I think ultimately and seriously, when it comes right down to it, we need to be reassured that our value as a person, our success in life, really does not depend on our ability to land a man. We can still be functioning, contributing, living members of society without a man in our bed. Just because we don’t have children, doesn’t mean we aren’t fulfiling God’s plan for us. Maybe there isn’t actually anything wrong with us at all.
So that’s what I would say.. people should not treat us like our value as people depends on our ability to get a date, a second date, a ring. We should be asked about other things, asked about God or the gym or what we think about some other issue. We have things to say.. and we have lots of things going on. Generally we’re very busy people. We shouldn’t be defined by our love lives or lack thereof.

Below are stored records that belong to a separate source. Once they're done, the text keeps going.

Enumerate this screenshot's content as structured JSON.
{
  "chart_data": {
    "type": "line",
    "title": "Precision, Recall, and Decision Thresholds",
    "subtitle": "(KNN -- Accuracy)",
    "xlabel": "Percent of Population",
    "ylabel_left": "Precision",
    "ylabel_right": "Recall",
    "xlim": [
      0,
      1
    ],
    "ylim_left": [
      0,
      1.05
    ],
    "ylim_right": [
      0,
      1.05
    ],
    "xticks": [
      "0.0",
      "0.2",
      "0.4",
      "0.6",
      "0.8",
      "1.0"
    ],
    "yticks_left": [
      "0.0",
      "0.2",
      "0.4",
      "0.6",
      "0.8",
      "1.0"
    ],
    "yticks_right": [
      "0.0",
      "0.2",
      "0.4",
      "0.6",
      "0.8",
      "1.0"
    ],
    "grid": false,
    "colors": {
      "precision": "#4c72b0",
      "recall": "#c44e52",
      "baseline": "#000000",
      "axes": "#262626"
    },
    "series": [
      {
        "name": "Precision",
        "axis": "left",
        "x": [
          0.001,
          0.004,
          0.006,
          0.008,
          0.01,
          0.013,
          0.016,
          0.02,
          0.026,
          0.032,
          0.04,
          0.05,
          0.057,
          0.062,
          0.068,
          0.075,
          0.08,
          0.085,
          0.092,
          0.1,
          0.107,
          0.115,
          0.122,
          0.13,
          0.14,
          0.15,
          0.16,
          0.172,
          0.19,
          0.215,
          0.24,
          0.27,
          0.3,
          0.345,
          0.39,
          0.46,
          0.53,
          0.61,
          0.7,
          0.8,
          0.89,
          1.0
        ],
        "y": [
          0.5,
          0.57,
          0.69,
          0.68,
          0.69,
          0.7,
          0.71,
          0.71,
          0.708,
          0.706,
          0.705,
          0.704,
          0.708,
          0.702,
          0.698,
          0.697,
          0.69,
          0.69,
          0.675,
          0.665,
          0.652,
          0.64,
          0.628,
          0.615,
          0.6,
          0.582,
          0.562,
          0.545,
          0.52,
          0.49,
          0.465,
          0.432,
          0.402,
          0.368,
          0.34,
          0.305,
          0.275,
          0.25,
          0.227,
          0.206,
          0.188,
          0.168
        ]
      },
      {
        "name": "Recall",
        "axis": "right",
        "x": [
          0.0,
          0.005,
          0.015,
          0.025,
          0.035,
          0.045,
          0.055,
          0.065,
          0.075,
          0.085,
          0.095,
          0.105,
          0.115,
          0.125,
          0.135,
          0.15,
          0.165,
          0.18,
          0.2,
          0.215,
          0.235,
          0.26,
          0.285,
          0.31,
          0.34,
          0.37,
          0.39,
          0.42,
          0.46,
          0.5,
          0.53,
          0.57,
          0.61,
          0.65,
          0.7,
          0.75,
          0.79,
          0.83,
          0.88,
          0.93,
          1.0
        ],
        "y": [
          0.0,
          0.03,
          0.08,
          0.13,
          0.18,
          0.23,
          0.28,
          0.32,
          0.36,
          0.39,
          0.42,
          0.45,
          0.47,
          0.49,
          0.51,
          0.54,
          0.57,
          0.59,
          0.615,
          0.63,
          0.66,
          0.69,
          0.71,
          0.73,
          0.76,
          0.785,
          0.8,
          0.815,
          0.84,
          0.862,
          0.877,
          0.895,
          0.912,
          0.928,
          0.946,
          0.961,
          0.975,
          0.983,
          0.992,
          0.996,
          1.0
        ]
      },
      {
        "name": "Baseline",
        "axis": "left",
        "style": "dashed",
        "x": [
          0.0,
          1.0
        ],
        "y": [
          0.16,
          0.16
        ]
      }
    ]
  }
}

Now I feel that I should add a bit of a note saying that everyone is different and I know that when certain friends ask me about my love life, I’m more than happy to talk about it for hours and hours.. yeah they love it. Every relationship has different boundaries. What I’m trying to stress is the idea that we are more than our relationship status and we don’t always need “comforting” things said to us when people find out we’re checking the “single” box. The situation can’t be fixed right then.. unless the person is wanting to immediately set us up with her husband’s new colleague who is a tall, dark, handsome, wealthy, entrepreneur with tons of airmiles, “a good heart, soft touch, fast horse”… but I digress. The point is.. our single status shouldn’t define us, nor should it stress anyone out.. we are working hard not to be stressed out ourselves and honestly.. sometimes, it’s really not all that bad! Sometimes it’s actually quite great!